I will mention that there can be a site for low to moderate level cardio for really obese or deconditioned people, but even in those cases, there can be more helpful methods.

But what exactly is “cardio”?

Most people would believe “cardio” to be working away aimlessly on a treadmill, riding a stationary bike, or riding on an elliptical contraption while watching the TV at their ultra-modern gym. This is what I name “traditional cardio”. This is probably why most people get fed up with their exercises and give up after a couple of months without seeing any outcomes.

However if you look closer, “cardio” work out can be considered any form of exercise or motion that toughens the cardiovascular system. I’m not going to get into anything procedural, like increasing your VO2 max or something like that. To keep it easy, if it gets your heart working, and makes you huff and puff, it’s cardio. I don’t care if you’re using dumbbells or a barbell and every person calls it a weight training exercise. It’s still conditioning your heart.
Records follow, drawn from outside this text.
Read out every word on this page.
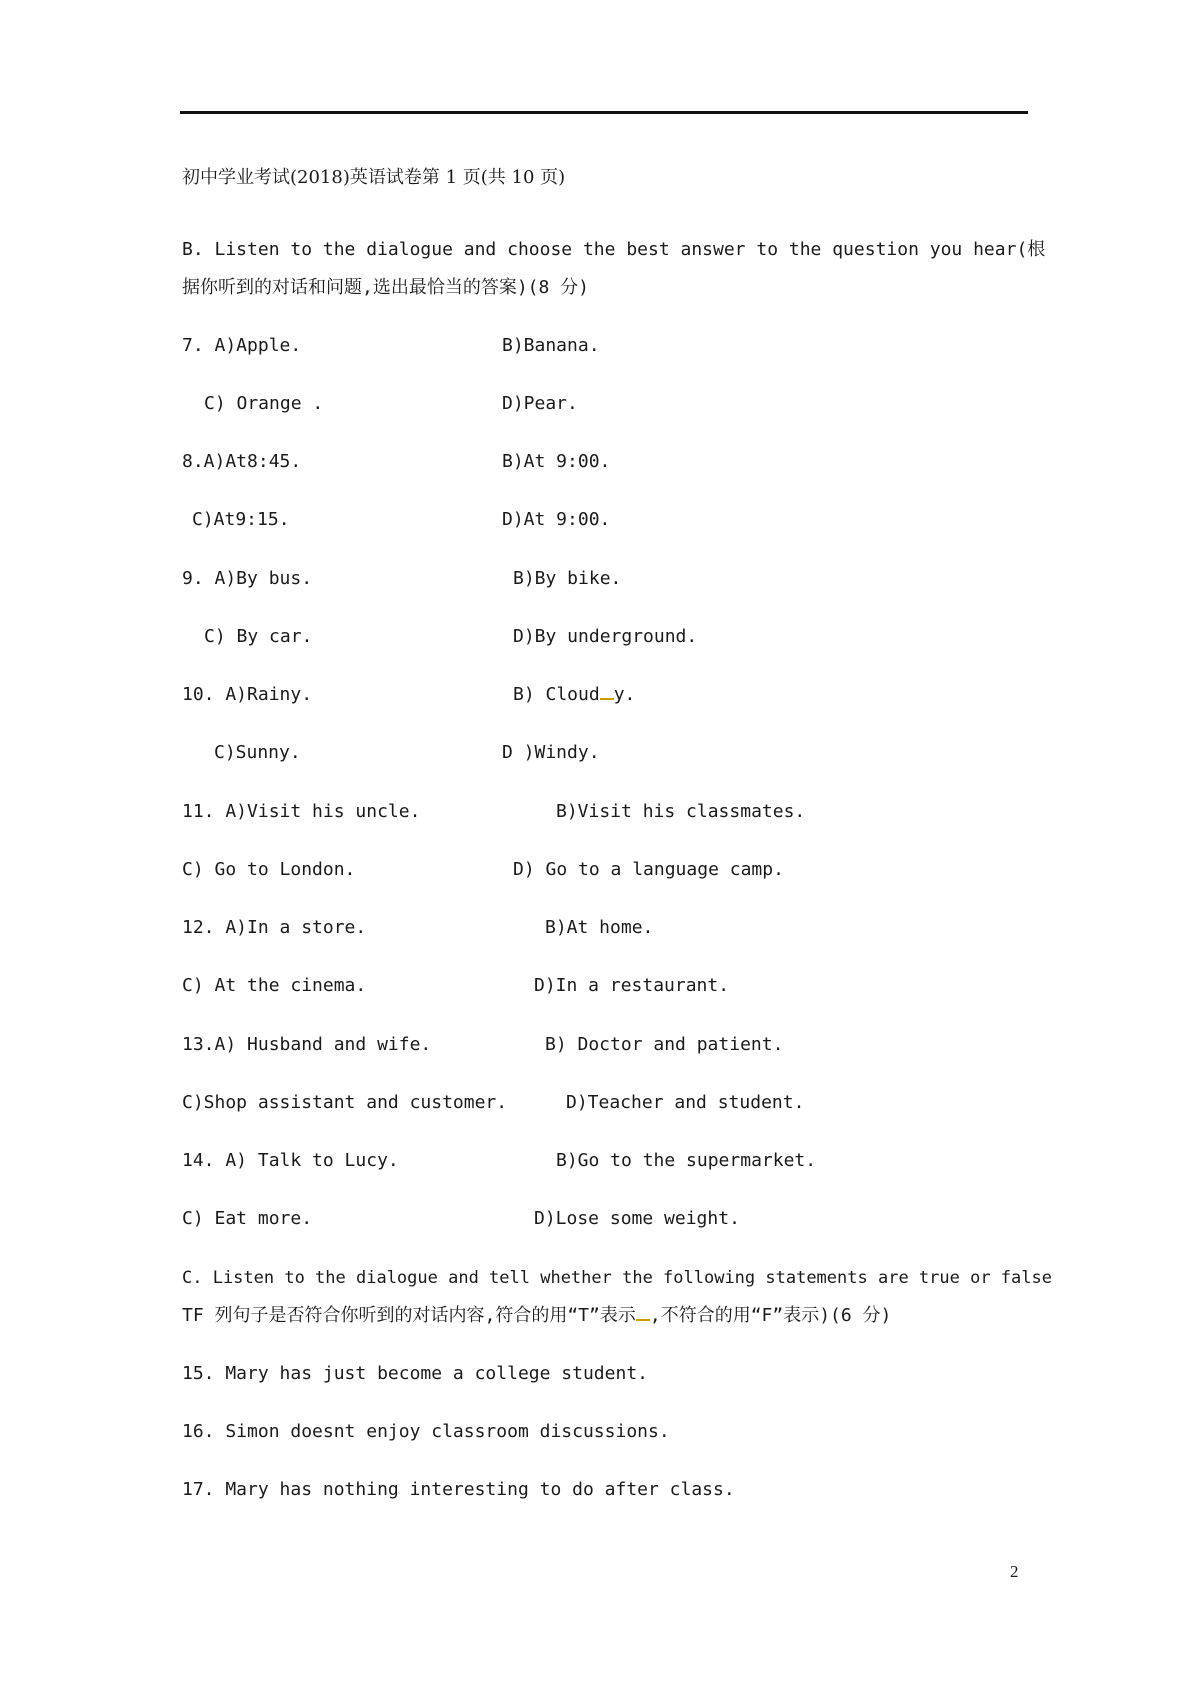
初中学业考试(2018)英语试卷第 1 页(共 10 页)
B. Listen to the dialogue and choose the best answer to the question you hear(根
据你听到的对话和问题,选出最恰当的答案)(8 分)
7. A)Apple.	B)Banana.
C) Orange .	D)Pear.
8.A)At8:45.	B)At 9:00.
C)At9:15.	D)At 9:00.
9. A)By bus.	B)By bike.
C) By car.	D)By underground.
10. A)Rainy.	B) Cloud y.
C)Sunny.	D )Windy.
11. A)Visit his uncle.	B)Visit his classmates.
C) Go to London.	D) Go to a language camp.
12. A)In a store.	B)At home.
C) At the cinema.	D)In a restaurant.
13.A) Husband and wife.	B) Doctor and patient.
C)Shop assistant and customer.	D)Teacher and student.
14. A) Talk to Lucy.	B)Go to the supermarket.
C) Eat more.	D)Lose some weight.
C. Listen to the dialogue and tell whether the following statements are true or false
TF 列句子是否符合你听到的对话内容,符合的用“T”表示 ,不符合的用“F”表示)(6 分)
15. Mary has just become a college student.
16. Simon doesnt enjoy classroom discussions.
17. Mary has nothing interesting to do after class.
2
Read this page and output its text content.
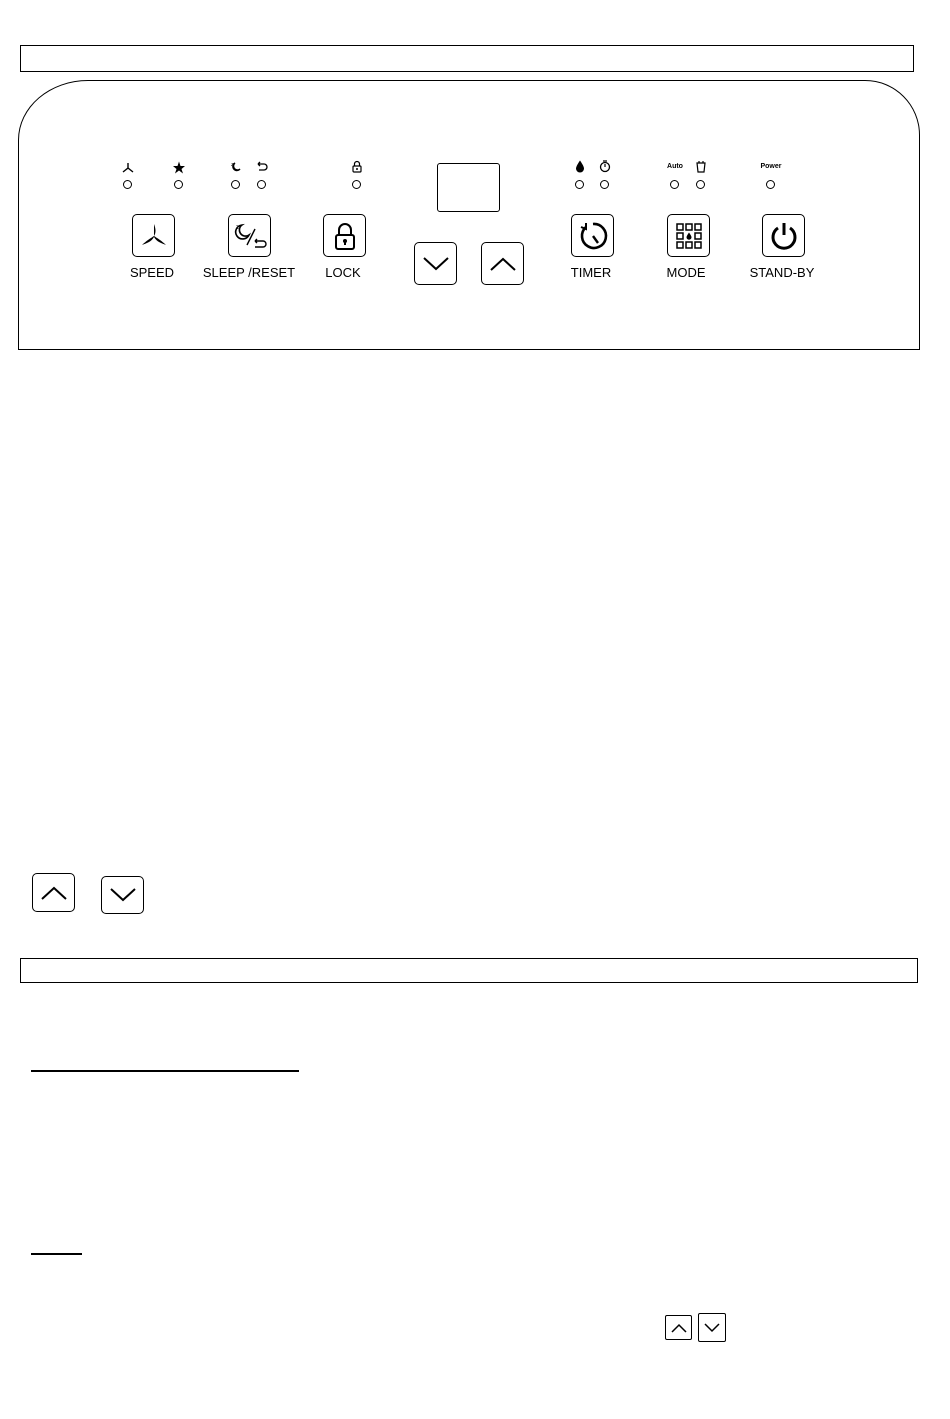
z	Auto	Power
SPEED
z
SLEEP /RESET LOCK	TIMER	MODE	STAND-BY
Let’s take a look at a couple of illustrations. Take a kettle bell clean & press for example, which necessitates lifting a kettle bell from the floor up to shoulders, then push pressing overhead. And listen up ladies, because even though this is typically seen as a manly exercise, it doesn’t really matter if you’re not lifting 250 lbs; if 45 lbs is heavy for you, then you will nonetheless benefit just as much.

At first glance, most people imagine the barbell C&P just as a weight training or strengthening exercise. However, I ask you to complete a hard set of about 10-15 reps on the C&P. If you made use of a challenging enough weight, what you’ll find is that your heart rate may be up to about 80-90% of your suggested max, and you are breathless, like you just ran a 100-meter sprint.

Do the same thing for a series of 20 reps of one-arm snatches or swings for each arm with a barbell, and tell me your legs aren’t burning, pulse racing, and you’re gasping for breath. How about trying 5 minutes straight of bodyweight squats, lunges, and push-ups with really little rest. Again, become aware of your heart hammering, sweat pouring off of you, and chest bursting at the seams for breaths!

Try this and let know me you’re not conditioning your heart with this kind of training! Regular thinking says that these are weight training or strength training exercises. However, they are fulfilling your cardio workout requirements as well (thus, saving you time!).

Not only do you conserve time, but you strengthen and condition almost every muscle in your entire body with these full body exercises. That is, if you do them with enough passion. This is something that can’t be said for that unexciting stationary bike ride or treadmill routine while reading or watching TV.